Нета вышла и вернулась в новом платье, которое, словно по мановению волшебной палочки, превратило худобу в стройность, изящество.
— Скажи, ты в самом деле хочешь, чтобы я носила это, но не решился попросить?
— Почему же «не решился»? — улыбнулся Иоэль. — Я же сам выбрал его для тебя.
— Что у тебя с коленом?
— Ничего. Просто ударился.
— Покажешь мне?
— Зачем?
— Может, перевяжем?
— Пустяки. Оставь. Пройдет.
Она исчезла и спустя пять минут вернулась в гостиную в старом наряде. Шли недели она не надевала платье, делающее ее сексуально привлекательной. Но и домработнице, как было намеревалась, не отдала. В отсутствие дочери Иоэль иногда проскальзывал в комнату с двуспальной кроватью и убеждался, что платье все еще висит в шкафу, дожидаясь своего часа. Он расценил это как относительный успех. Однажды вечером Нета дала ему сборник Яира Гурвица, и внимание его зацепило стихотворение «Ответственность» на странице сорок седьмой. Он сказал дочери:
— Это красиво. Даже притом, что я не уверен, вполне ли уловил замысел поэта.
В Тель-Авив он больше не ездил. Ни разу до окончания той зимы. Иногда ночью на какое-то время замирал там, где переулок подходил к ограде цитрусовой плантации, стоял, вдыхая запах мокрой земли и обремененных листвой деревьев, и смотрел на огненный нимб, дрожащий над городом. Этот нимб становился то сияюще-голубым, то оранжевым или лимонным, то пурпурным, а случалось, он обретал — так казалось Иоэлю — какой-то болезненно-ядовитый оттенок, словно что-то горело на химических предприятиях.

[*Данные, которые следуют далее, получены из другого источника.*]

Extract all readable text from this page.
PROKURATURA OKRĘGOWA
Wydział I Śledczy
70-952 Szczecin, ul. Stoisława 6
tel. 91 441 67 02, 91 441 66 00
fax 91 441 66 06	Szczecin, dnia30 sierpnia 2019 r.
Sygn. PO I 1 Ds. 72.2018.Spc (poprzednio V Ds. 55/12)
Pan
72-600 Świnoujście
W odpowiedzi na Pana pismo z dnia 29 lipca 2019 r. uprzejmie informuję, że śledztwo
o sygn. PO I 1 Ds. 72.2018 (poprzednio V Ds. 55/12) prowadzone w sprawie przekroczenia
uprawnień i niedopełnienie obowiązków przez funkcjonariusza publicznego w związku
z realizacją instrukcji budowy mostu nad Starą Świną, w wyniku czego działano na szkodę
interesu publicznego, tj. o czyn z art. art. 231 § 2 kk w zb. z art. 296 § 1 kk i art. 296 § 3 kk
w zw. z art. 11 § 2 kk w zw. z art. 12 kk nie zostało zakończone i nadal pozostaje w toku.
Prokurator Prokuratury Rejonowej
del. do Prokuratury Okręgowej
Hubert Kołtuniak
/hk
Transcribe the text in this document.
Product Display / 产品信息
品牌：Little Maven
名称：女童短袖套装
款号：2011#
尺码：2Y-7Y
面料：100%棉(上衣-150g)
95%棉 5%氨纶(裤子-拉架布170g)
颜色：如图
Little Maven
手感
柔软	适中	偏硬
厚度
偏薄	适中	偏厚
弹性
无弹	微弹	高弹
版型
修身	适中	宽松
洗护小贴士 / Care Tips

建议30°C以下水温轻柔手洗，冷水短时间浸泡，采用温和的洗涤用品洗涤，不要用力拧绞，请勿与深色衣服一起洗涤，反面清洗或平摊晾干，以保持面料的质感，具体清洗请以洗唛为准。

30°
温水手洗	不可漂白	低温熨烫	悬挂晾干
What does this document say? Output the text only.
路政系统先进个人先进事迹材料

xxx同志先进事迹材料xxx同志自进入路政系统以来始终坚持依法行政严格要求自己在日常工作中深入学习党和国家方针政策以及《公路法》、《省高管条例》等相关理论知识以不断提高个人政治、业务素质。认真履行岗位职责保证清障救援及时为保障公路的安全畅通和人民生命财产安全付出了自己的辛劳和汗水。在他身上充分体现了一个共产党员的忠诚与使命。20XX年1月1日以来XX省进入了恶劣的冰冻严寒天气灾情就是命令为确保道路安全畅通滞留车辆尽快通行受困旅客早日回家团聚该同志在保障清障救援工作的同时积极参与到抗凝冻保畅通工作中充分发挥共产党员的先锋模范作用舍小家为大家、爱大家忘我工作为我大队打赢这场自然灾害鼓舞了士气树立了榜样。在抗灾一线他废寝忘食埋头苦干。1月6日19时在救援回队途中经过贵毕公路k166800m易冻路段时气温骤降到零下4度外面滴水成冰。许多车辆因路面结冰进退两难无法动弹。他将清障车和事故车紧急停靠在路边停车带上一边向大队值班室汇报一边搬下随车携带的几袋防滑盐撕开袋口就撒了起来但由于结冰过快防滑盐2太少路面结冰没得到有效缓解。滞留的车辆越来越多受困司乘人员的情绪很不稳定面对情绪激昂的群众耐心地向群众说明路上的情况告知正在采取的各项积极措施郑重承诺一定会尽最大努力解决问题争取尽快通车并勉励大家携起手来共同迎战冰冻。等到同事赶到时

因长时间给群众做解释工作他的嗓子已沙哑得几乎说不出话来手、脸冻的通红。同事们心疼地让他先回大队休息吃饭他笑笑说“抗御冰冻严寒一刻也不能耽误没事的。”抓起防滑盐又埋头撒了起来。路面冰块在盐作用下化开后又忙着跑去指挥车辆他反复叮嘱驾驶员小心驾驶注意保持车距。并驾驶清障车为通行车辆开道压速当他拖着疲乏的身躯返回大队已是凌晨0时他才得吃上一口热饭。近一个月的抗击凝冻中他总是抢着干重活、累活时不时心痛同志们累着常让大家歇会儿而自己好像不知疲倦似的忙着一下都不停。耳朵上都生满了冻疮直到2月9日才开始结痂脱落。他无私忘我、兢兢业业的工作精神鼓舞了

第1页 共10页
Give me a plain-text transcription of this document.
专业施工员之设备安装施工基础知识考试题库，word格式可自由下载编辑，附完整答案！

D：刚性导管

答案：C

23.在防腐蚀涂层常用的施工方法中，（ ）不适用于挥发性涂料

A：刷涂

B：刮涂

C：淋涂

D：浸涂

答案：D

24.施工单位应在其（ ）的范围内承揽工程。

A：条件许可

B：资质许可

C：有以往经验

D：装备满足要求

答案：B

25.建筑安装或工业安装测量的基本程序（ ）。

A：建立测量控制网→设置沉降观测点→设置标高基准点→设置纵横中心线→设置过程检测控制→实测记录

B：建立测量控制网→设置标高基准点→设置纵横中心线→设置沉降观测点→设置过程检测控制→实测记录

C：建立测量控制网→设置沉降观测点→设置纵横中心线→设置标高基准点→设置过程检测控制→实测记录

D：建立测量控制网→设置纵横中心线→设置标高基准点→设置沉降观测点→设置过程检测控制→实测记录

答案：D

Прекратил он и ночные поездки к отрогам Кармеля, к монастырю «молчальников» в Латруне, на приморскую равнину, в горы возле Рош-ха-Аин. Не вступал в ночные беседы с арабами, заправлявшими автомобиль на бензоколонках, не сбавлял скорость, проезжая мимо придорожных проституток. И в сарай с садовыми инструментами не заглядывал, даже в самые темные ночи. Зато через каждые три-четыре дня он оказывался у дверей соседней квартиры, причем в последнее время прихватывал с собой бутылку виски или дорогого ликера. Домой всегда старался вернуться до рассвета. Не раз случалось ему помочь разносчику газет: он забирал газету прямо из рук пожилого уроженца Болгарии через открытое окно старенькой «суситы», и тому не нужно было останавливаться, выключать двигатель, выходить из машины к почтовому ящику. Не однажды Ральф говорил Иоэлю:
— Мы тебя не торопим. Не нужно спешить. Но Иоэль пожимал плечами и молчал.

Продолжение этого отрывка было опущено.